Janus Metz on ‘All the Old Knives’: ‘A love story and a whodunit’
The Hindu
The director says the spy thriller starring Chris Pine and Thandiwe Newton, is framed around a dinner between two former lovers and spies, where terrible truths and lies are revealed
All the Old Knives is a beautiful, tense thriller where former lovers and spies (Chris Pine and Thandiwe Newton) discuss a disastrous hijacking over a meal. The movie, which also stars Laurence Fishburne, and Jonathan Pryce, is based on a script by Olen Steinhauer from his eponymous novel.

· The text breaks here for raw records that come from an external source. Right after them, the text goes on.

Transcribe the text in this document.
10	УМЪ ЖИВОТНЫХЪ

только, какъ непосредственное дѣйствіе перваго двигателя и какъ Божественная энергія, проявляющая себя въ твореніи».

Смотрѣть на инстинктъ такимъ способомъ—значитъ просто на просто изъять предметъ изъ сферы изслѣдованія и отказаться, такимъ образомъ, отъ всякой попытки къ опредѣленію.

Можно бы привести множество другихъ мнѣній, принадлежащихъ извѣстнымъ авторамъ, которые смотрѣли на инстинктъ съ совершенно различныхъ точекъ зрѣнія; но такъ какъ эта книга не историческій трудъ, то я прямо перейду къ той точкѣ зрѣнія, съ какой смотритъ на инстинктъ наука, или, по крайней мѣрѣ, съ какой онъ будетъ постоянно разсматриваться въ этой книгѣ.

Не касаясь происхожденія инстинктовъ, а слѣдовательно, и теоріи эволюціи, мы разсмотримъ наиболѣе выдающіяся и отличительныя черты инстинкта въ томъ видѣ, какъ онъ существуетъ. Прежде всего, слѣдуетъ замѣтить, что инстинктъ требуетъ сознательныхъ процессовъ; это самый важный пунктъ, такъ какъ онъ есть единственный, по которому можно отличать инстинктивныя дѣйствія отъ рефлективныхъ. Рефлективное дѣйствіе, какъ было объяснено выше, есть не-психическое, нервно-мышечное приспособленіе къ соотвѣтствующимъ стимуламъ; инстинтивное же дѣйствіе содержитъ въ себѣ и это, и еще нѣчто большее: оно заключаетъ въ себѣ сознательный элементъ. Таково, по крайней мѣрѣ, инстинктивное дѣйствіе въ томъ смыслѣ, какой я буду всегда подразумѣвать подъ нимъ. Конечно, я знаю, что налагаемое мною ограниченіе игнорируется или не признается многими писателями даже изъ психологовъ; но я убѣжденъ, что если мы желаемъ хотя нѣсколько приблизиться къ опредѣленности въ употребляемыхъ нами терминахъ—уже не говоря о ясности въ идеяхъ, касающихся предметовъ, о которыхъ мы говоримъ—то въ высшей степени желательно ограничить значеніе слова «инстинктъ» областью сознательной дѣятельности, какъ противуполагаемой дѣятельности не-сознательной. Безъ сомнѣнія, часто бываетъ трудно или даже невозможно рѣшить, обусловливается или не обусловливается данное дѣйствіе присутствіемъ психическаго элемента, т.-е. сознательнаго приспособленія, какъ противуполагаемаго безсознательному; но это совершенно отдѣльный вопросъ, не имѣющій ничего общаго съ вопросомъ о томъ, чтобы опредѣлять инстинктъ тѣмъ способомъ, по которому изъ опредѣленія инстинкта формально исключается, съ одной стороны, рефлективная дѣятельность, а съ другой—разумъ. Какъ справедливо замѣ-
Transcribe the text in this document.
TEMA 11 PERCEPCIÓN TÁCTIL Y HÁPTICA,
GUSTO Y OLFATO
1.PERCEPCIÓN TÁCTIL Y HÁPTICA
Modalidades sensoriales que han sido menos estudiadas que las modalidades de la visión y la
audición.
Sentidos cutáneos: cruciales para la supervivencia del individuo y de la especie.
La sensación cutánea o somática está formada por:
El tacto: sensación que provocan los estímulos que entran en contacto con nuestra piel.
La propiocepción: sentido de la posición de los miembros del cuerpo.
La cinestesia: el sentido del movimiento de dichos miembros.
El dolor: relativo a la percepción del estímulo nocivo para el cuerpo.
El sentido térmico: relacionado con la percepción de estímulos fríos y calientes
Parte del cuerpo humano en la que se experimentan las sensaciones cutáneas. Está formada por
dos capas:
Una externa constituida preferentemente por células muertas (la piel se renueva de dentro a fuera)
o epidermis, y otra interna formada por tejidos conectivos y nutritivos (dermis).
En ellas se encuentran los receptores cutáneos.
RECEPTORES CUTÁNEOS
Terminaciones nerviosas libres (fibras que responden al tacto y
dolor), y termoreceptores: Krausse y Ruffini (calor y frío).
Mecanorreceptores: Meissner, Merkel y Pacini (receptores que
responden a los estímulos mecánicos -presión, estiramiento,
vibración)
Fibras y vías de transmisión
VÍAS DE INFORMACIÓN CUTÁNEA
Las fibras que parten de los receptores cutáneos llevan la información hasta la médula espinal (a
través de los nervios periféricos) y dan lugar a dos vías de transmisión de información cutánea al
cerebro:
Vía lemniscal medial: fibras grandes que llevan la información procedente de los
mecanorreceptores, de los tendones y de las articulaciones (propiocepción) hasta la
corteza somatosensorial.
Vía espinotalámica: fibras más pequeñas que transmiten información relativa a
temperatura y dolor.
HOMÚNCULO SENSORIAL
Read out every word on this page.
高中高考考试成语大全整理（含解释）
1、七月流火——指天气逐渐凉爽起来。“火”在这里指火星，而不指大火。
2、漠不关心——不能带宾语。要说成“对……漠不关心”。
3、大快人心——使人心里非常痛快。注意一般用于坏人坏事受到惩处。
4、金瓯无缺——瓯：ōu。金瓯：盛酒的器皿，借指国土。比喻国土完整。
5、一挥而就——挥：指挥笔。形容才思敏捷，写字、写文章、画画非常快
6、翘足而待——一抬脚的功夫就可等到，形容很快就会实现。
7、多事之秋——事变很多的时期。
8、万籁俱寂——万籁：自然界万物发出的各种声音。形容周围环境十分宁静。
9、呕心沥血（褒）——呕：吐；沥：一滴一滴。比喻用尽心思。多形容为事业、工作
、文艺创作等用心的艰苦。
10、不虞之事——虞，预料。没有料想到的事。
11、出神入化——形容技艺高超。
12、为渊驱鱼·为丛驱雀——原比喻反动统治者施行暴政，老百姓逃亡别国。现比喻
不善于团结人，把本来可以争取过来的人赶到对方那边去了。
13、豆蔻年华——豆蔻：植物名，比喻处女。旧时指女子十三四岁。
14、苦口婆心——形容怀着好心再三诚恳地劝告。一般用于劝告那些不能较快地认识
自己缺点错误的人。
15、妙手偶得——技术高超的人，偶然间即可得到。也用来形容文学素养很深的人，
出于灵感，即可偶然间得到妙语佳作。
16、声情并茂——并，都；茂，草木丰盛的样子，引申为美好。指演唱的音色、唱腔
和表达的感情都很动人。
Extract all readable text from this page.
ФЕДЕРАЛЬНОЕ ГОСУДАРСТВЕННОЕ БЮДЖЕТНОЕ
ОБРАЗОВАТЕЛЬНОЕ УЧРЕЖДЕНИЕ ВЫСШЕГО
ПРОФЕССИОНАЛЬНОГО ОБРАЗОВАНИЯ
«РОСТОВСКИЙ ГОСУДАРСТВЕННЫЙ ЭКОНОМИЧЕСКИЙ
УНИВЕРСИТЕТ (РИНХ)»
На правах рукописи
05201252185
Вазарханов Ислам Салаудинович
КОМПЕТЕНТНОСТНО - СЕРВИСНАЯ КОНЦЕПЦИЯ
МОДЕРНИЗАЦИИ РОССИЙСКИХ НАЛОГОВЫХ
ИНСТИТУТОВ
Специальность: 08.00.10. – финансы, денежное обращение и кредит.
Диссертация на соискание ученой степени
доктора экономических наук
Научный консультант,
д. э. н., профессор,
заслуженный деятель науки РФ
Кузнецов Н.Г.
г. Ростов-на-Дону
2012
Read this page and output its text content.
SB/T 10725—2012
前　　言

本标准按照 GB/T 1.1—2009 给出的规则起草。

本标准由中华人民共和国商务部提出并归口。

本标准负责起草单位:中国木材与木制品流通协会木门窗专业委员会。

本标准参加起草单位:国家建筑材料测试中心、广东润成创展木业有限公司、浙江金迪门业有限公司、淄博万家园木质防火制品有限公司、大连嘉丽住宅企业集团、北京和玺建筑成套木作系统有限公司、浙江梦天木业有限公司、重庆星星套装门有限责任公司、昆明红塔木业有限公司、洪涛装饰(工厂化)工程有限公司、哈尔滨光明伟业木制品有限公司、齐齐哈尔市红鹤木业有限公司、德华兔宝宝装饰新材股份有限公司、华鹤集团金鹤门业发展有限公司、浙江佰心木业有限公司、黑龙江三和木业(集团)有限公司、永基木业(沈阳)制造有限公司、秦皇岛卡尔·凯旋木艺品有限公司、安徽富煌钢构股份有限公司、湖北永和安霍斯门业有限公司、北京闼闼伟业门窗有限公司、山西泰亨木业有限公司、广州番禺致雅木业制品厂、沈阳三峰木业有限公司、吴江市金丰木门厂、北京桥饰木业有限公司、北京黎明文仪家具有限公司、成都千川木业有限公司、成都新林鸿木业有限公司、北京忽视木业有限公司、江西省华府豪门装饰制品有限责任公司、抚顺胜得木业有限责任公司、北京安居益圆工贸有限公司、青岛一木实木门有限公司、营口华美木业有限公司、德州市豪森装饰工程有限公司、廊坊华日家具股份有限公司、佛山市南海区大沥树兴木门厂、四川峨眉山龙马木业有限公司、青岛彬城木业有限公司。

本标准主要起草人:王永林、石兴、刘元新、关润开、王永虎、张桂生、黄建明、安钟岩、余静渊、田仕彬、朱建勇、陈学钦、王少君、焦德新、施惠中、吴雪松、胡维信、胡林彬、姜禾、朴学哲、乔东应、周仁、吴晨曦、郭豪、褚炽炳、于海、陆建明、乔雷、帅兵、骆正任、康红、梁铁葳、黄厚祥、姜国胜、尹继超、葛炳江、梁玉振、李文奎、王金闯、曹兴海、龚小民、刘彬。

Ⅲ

Director Janus Metz says he loved the idea of a spy story set over the course of a dinner. “It was almost like a chamber play,” the Danish director says over a video call from Los Angeles. “I liked Olin’s tone. For me to take ownership as a director, I have to bring my heart and soul into my storytelling. It has to connect and be real. There was coherence between Olin’s sensibility and my understanding of people’s motivations, longings and desires. The idea of this dinner that works as an interrogation between these two star-crossed lovers was compelling.”
The 48-year-old director describes the film as a love story and a whodunit. “On a character level, it is a love story and on a plot level it is a whodunit.”
Chris Pine was the first person Metz spoke to about the film. “He loved the project. Chris is so perfect at being charismatic, compelling, generous, and good-looking, but at the same time, he can also go very dark like the Henry Palin character.”
Thandiwe is an extraordinary soulful, intelligent actress, says Metz. “I thought of Celia as a spy at the top of her game. This story is about hiding truth and playing double games and Thandiwe made that quality tangible in many tiny ways. I also liked the fact that there is a maturity to Thandiwe. I thought she is a woman and a mother when we meet her in the present day in the script, and she holds that as a person. It gave Celia’s character a lot of gravity.” Metz said Newton is also fun to be around on set.
Shooting the dinner scene which frames the movie was a challenge from a technical perspective, says Metz. “You need to control the light. We designed the restaurant on a stage and created a backdrop with huge LED screens of the real sunset and ocean of the California coast.”
Two weeks of shooting in the same setting was tough the director says as there is a limit to how many shots one can invent with two people around the table. “We had to play a game of minimalism. This was a poker game, an interrogation on how to get into Celia and Henry’s mental state.”